You might not remember Roswell. It was based on the Roswell High series of young adult books (not vice versa, as I discovered shortly after reviewing two of them for Dreamwatch back in the day – oops) and tried to capture the power of Buffy the Vampire Slayer‘s decision to depict relatively humdrum teenage romances as being of literally Earth-shattering importance, largely because at least one person involved is a bit supernatural or alien.
However, it never managed to hit even a tenth of the impact of Buffy, so if you remember Roswell much at all, it’s probably because you remember its rather splendid theme tune by Dido:
Alternatively, you may remember it as launching the careers of the likes of Katherine Heigl (Suits), Shiri Appleby (UnREAL), Emilie De Ravin (Lost), Adam Rodriguez (CSI: Miami) and Colin Hanks (Fargo), all of whom have gone onto much better things. And 27 Dresses in Heigl’s case.

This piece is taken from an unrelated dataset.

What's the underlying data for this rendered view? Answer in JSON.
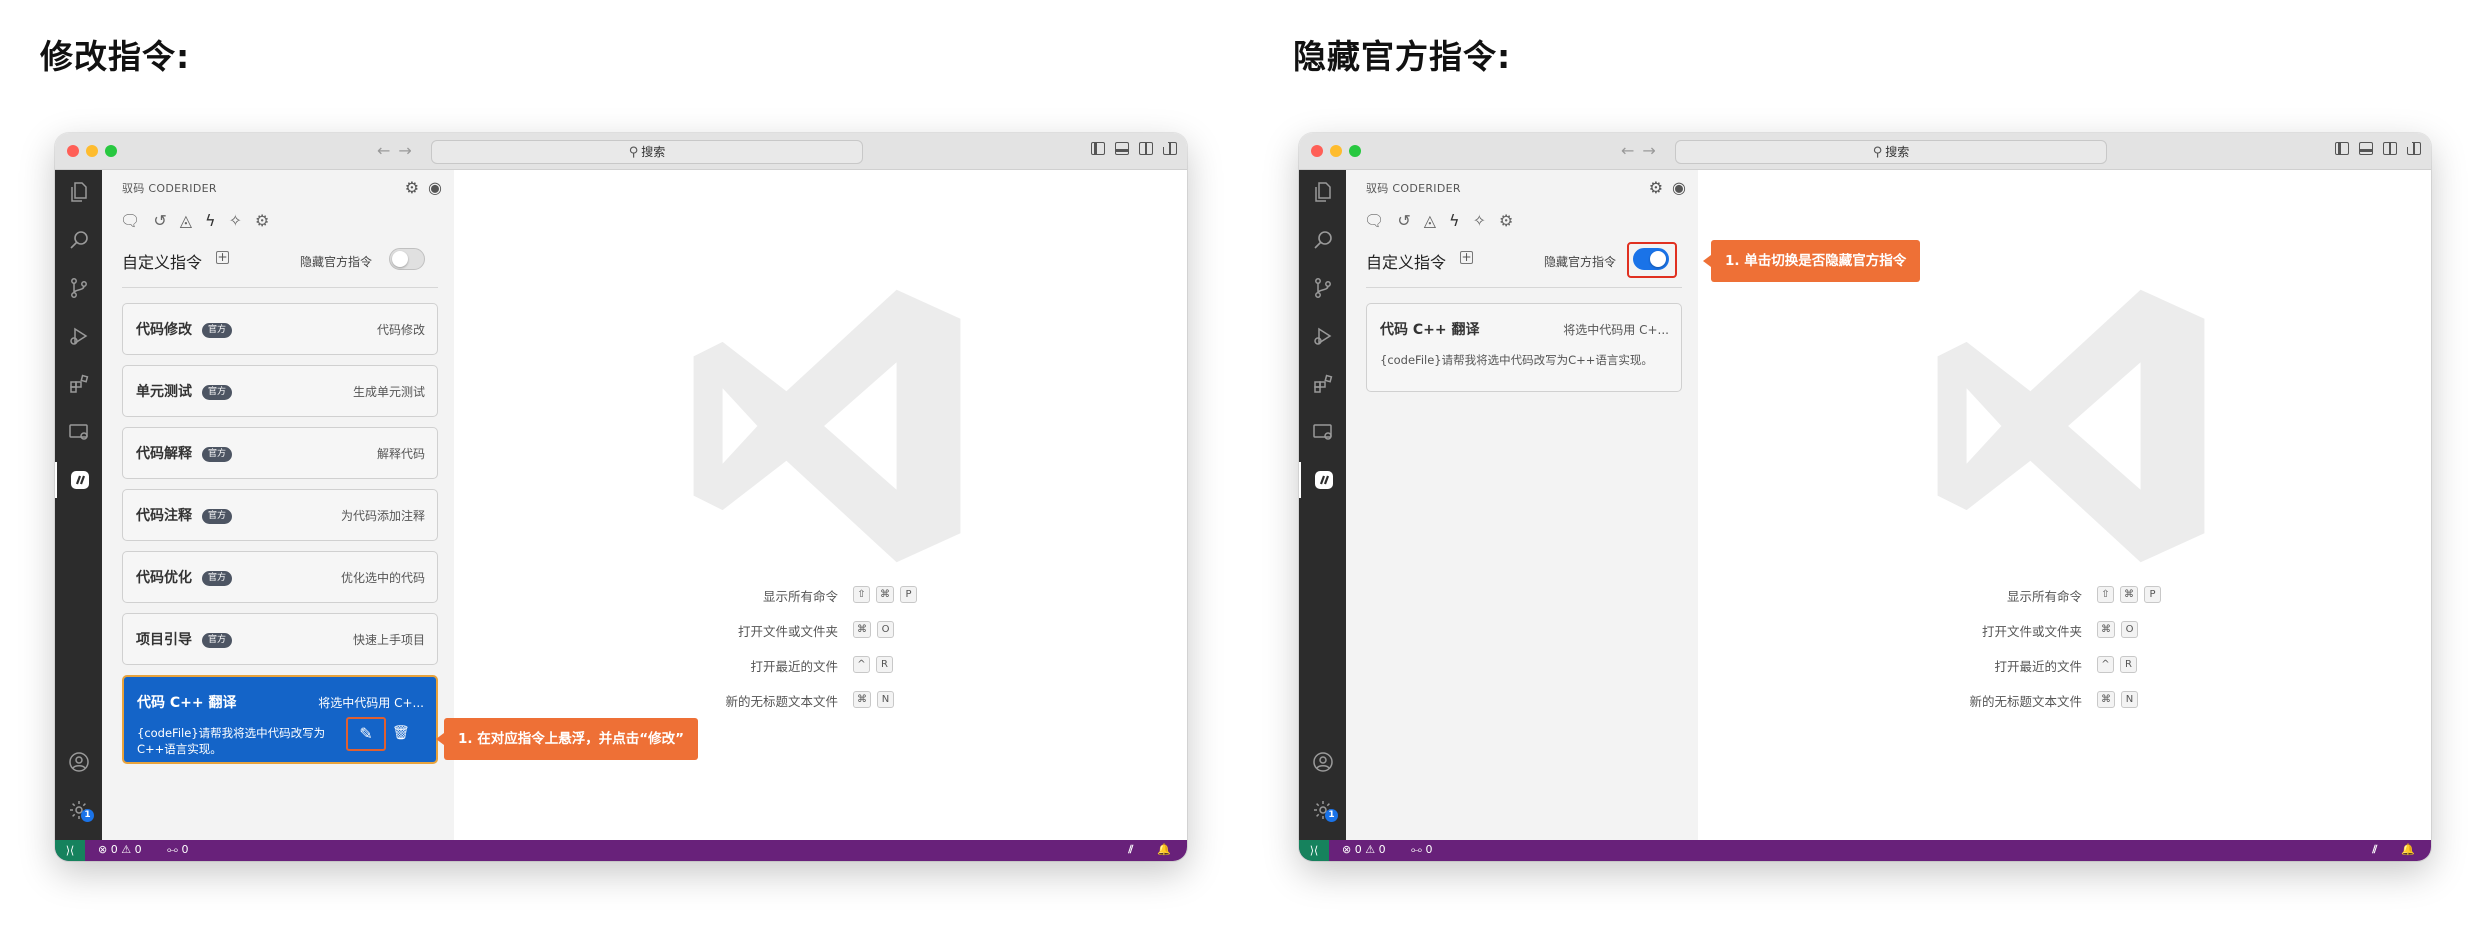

If by chance or use of the spice Melange you can actually remember the plot of Roswell, you’ll already know what Roswell, New Mexico is going to present you with, since the first episode is a virtual remake. It sees Jeanine Mason (So You Think You CanDance) taking on Appleby’s role as Liz, now the daughter of two undocumented immigrants. A jaded biomedical researcher elsewhere, she nevertheless returns to her home town of Roswell, New Mexico, that she thought she’d left behind.
While temporarily helping out in her parents’ diner, she’s accidentally shot by anti-immigrants and is about to die. Fortunately, her former High School boyfriend turned town deputy sheriff Max (was Jason Behr but now True Blood‘s Nathan Dean Parsons) is on hand. I say fortunately, because he’s also an alien and has various supernatural powers, including the ability to heal people with his touch, which leaves a glowing palm print on Mason’s skin when he removes the bullet and heals her wound.
Despite sister Isabel (was Heigl, now Lily Cowles) and brother Michael (was Brandon Fehr but now Michael Vlamis)’s express wishes to the contrary, he’s soon revealing all to Mason. He explains that he and they are aliens, survivors of the famous UFO crash landing in Roswell in 1947. Their pods lay dormant for 50+ years, after which they emerged looking like human children and were adopted by human families – or fostered in Vlamis’ case. They’ve kept themselves to themselves to avoid being experimented upon, but he loves her so much, he had to tell her his secret. Otherwise, they just want to be left in peace to live normal lives.
Unfortunately for the aliens, there’s a secret military contingent in town who are keeping an eye out for aliens – and glowing palm prints. They don’t believe that the aliens are peaceful… and surprisingly they might have a point, since the death of Mason’s mum might have a different explanation from the one she’s always been told.